Of 562 total readings taken during induction, 56% were in the normo- or prehypertensive range, but 30% were classified as stage 1 and 14% as stage II hypertension.


The combined percentage of stage 1 and 2 readings declined slightly over the year from 44% during induction to 35% during Q4 “but remained well above expected for the pediatric population,” the investigators reported.


Despite the high incidence, “I was surprised at how few of the patients with hypertension we actually treated,” Dr. Freiberg said in an interview.


Just 3 of the 36 patients studied received treatment for hypertension, he said, possibly because clinicians assumed that the effect was steroid related and transient.


“Now that we’re paying attention, however, we’re treating more of these patients,” Dr. Freiberg said.

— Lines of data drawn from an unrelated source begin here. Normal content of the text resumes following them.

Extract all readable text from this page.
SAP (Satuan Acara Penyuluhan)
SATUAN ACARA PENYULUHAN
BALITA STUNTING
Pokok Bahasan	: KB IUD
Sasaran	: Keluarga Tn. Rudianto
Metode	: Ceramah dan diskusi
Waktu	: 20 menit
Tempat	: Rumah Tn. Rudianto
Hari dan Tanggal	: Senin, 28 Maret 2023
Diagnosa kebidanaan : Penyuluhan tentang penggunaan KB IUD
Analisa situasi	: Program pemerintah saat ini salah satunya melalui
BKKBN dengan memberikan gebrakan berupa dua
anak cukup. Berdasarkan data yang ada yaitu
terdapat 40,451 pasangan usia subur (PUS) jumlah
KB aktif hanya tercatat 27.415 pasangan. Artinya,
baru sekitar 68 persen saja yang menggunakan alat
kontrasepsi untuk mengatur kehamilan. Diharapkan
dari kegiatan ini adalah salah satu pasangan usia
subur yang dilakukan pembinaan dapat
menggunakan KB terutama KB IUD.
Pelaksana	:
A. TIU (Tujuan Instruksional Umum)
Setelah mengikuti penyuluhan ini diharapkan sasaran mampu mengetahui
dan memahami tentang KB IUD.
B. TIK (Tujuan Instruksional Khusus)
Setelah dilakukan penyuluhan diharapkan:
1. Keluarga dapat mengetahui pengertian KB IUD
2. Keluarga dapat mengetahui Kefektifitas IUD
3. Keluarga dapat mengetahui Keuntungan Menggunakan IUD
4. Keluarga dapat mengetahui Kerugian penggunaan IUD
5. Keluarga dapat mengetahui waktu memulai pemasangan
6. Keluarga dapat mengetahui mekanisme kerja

The electronic record system used at his institution now alerts clinicians to hypertensive episodes during treatment, he added.

Kidney injury in AML

Like Dr. Freiberg and his colleagues, Liezl du Plessis, MBChB, from the British Columbia Children’s Hospital in Vancouver, Canada, and her colleagues were similarly taken aback when they looked into the incidence of acute kidney injury (AKI) in children and adolescents undergoing multidrug chemotherapy for AML.

“Chemotherapy agents that are used in acute myeloid leukemia are not considered to be nephrotoxic, so it was quite alarming to us to see that there is such a high rate of kidney injury in these patients,” Dr. du Plessis said in an interview.

Her group conducted a retrospective cohort study of 53 children and young adults treated with chemotherapy for de novo AML from 2005 through 2016. They defined AKI according to Kidney Disease Improving Global Outcomes (KIDGO) criteria.


They found that 34 of the 53 patients (64%) had AKI, with 11 patients having stage 1 (rise in serum creatinine of 1.5 or more times the baseline level), 11 having stage 2 (SCr 2 or more times baseline), and 12 having stage 3 AKI (SCr 3 or more times baseline or the need for dialysis).


Creatinine changes were counted only if they occurred within 7 days from nadir to peak.


AKI occurred in all chemotherapy cycles, with severe injury having the highest frequency in cycle 1.


In a logistical regression model, factors significantly associated with risk for AKI were male sex (odds ratio, 0.2; P = .03) and age 10 years or older (OR, 17.3; P less than .01). Neither sepsis nor aminoglycoside or vancomycin use for more than 3 days was significantly associated with risk for AKI, however.


“I think people need to realize that many of these injuries are happening on the oncology ward, and some of these kids may not even look acutely unwell, so people need to take note.” Dr. du Plessis said.


She recommended curtailing use of nephrotoxic agents whenever possible, and emphasized that clinicians need to document AKI in the medical record.


“A big portion of our AML population goes on to bone marrow transplant, and that is known to be a high risk for further kidney injury. So, I think it would be important to know that before your patient goes for his transplant that he already has certain toxicities and organ injury, so that you can limit things like fluids and get the nephrology team on board to help with the management of these patients,” she said.


The study by Dr. Freiberg was supported by the Four Diamonds Fund. The study by Dr. du Plessis was internally funded. The investigators for each study reported having no relevant financial disclosures.